Netflix, which bowed service in Australia and New Zealand in March, reportedly has generated more than 1.5 million subscribers — dwarfing rival services, including Foxtel’s nascent Presto SVOD service with less than 200,000 subs.
“There has been a lot of hype around SVOD and clearly some big early numbers but over time people will realize there is a big difference between SVOD and a Foxtel service,” Freudenstein told The Australian Financial Review.
Foxtel, which is 50% owned by Rupert Murdoch’s News Corp., operates both cable and satellite TV operations to about 2.8 million subscribers. It grew subs 7% in the most-recent fiscal quarter while lowering churn.
Specifically, Freudenstein believes live event programing such as sports and news, coupled with original episodic content exceed SVOD offerings.
“We are investing in more Australian content … and we show more first-run programs across our platforms in a week than Netflix does in any year. There is absolutely room in Australia for both SVOD and Foxtel to grow,” he said.
Data from Broadcasters’ Audience Research Board (BARB) in the United Kingdom would seem to support Freudenstein’s claim.
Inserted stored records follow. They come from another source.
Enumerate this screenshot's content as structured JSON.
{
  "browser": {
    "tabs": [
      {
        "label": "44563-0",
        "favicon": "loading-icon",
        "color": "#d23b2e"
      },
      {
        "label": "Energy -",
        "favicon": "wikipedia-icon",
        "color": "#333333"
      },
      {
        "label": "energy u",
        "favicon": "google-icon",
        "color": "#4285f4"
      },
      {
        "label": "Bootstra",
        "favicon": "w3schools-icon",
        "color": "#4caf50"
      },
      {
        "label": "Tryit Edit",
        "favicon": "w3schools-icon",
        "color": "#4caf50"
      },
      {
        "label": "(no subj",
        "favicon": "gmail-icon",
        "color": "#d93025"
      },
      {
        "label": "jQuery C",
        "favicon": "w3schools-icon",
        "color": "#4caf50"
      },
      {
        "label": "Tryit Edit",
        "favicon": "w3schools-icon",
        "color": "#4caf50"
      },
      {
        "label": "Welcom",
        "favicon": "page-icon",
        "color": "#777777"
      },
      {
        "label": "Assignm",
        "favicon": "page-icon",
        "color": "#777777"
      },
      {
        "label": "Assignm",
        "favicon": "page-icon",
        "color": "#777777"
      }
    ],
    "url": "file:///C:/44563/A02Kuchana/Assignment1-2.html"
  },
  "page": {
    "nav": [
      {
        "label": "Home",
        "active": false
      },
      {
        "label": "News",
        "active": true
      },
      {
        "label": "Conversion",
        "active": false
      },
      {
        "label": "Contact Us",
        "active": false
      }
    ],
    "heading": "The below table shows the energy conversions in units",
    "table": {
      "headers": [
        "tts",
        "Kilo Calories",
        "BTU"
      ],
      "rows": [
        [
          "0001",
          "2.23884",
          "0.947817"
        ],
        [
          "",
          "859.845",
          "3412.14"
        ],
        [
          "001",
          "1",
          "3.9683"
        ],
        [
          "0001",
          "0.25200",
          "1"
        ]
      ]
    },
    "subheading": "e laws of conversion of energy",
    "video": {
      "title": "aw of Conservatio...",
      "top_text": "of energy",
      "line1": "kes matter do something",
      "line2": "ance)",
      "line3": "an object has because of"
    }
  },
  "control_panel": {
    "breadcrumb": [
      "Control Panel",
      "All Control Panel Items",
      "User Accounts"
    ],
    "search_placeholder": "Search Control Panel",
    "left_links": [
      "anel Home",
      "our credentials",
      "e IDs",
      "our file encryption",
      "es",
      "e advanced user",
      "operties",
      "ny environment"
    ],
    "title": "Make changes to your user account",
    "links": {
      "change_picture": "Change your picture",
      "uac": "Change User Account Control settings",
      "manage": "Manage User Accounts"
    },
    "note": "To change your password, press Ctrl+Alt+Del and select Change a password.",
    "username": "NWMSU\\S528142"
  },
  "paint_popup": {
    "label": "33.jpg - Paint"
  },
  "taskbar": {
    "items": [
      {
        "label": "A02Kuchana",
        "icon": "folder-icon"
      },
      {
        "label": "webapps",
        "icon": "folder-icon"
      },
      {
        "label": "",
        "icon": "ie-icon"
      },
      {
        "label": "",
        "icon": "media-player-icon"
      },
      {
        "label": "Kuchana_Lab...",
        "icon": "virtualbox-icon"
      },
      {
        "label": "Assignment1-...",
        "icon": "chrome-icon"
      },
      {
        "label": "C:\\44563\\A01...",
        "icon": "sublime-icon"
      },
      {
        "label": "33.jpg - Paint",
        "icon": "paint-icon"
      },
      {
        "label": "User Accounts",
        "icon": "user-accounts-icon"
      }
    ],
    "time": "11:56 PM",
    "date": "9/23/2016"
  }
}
It found that since Netflix bowed service in the United Kingdom and Ireland in 2012, it is in about 15% of U.K. homes, with SVOD accounting for 16% of video consumption in those homes.
Overall, Netflix households predominantly also subscribe to pay-TV services such as Sky or Virgin Media. BARB contends Netflix represents less than 2.2% of all video consumption in the U.K.
"Most of the companies that predict the death of TV are actually trying to become TV," said Tess Alps, chairwoman of U.K. broadcast marketing firm Thinkbox. "And the likes of Google and Apple are using the word 'TV' because it's aspirational and signifies quality to viewers. Netflix is hilarious. To my mind, there is no question it is part of the TV landscape — it buys content from broadcasters and producers, it's available via TV platforms, it's watched on TV sets, it invests in original content, which it sells back to broadcasters — yet it positions itself as a TV-killer."